Inside Edge Consulting, Princeton

January 22, 2015

Over the past years there has been increasing emphasis and criticism focused on re-evaluating the US healthcare system. We know the expenditures are outweighing the benefits when comparing our statistics with ex-US countries. The ACA was supposed to help provide care for more people, but it has also put an increased burden on the system, which will result in a greater cost of care. One of the solutions spoken about for many years is to consider the value of drugs in addition to safety and efficacy.

The challenge with value is defining what it means to the different stakeholders in the healthcare equation; it means vastly different things to payers, patients, providers, and caregivers/families. A way has not been identified to incorporate the various stakeholder definitions of value into a ‘fair’ evaluation of value that works for all. Quality Adjusted Life Years (QALYs) are used in Europe, but have been termed death panels here in the US, so there has to be another way to evaluate the value of drugs.

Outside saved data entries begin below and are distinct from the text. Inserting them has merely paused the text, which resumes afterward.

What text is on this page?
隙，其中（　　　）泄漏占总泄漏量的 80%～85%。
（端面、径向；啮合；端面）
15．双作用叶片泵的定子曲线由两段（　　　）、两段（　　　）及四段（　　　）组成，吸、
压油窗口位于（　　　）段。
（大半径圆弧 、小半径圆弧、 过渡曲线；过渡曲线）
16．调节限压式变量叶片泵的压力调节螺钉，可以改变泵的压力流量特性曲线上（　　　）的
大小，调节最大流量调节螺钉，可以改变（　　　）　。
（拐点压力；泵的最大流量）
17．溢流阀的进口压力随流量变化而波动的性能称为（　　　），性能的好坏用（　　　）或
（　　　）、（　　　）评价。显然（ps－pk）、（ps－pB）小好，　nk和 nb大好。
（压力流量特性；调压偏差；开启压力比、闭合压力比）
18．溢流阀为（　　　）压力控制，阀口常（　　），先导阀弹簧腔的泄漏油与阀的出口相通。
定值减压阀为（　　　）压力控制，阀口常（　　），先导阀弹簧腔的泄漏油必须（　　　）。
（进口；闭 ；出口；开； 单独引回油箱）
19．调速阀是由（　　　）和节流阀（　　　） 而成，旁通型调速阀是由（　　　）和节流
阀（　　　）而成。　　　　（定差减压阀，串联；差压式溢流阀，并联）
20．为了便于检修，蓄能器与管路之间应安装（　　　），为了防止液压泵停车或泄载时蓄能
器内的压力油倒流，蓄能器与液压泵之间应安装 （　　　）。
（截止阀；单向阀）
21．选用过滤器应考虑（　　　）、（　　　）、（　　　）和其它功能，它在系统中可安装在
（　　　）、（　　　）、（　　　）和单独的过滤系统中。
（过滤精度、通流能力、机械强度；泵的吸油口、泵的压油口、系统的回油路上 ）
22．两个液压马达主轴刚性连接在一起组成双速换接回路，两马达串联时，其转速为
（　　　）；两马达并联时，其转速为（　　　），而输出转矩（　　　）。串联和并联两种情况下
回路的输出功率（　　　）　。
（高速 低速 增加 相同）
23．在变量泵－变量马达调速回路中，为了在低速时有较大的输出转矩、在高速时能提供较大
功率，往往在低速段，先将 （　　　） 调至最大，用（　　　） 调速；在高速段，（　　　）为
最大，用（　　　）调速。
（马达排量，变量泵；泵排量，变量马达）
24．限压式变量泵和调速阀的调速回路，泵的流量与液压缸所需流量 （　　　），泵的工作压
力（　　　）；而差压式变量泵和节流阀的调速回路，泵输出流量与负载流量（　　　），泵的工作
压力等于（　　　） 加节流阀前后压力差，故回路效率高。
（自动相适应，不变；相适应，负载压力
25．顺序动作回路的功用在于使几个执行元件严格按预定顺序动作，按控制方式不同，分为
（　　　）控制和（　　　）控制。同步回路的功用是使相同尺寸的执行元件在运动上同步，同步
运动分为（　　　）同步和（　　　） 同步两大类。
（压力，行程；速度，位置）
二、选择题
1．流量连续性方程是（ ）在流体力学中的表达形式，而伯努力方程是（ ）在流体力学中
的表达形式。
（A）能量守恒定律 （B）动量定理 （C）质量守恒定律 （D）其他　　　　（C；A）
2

American College of Cardiology/American Heart Association (ACC/AHA) Value Guidelines 2014 (http://tinyurl.com/kg4q36r) were released in March 2014, but have not gained much attention or buy-in thus far. These guidelines propose classifying drugs into high, intermediate, low, and uncertain value categories based on the systematic analysis of published studies on cost-effectiveness of the drug. The overall measurement proposed is a QALY, which the ACC/AHA believe is the preferred measure for clinical effectiveness for health economic measurements.

The lack of uptake around the use of a measurement like that proposed by ACC/AHA causes one to question the ability to actually integrate this into the evaluation criteria for drugs. A compounding factor is that the study designs for new drugs coming to market are not built to be analyzed in this manner. This brings up the question of what will be done to manage the new drugs until outcomes data are available.

Hopefully, within the next few years, similar organizations will try to do a similar value assignment as ACC/AHA. The American Society of Clinical Oncology (ASCO) has already stated they will focus on modifying their guidelines to include value measurement. With a concerted effort by a number of groups, we may eventually see an effective way in which to measure whether a new, additional, or different treatment is really going to bring greater value to the patient than additional cost to the system.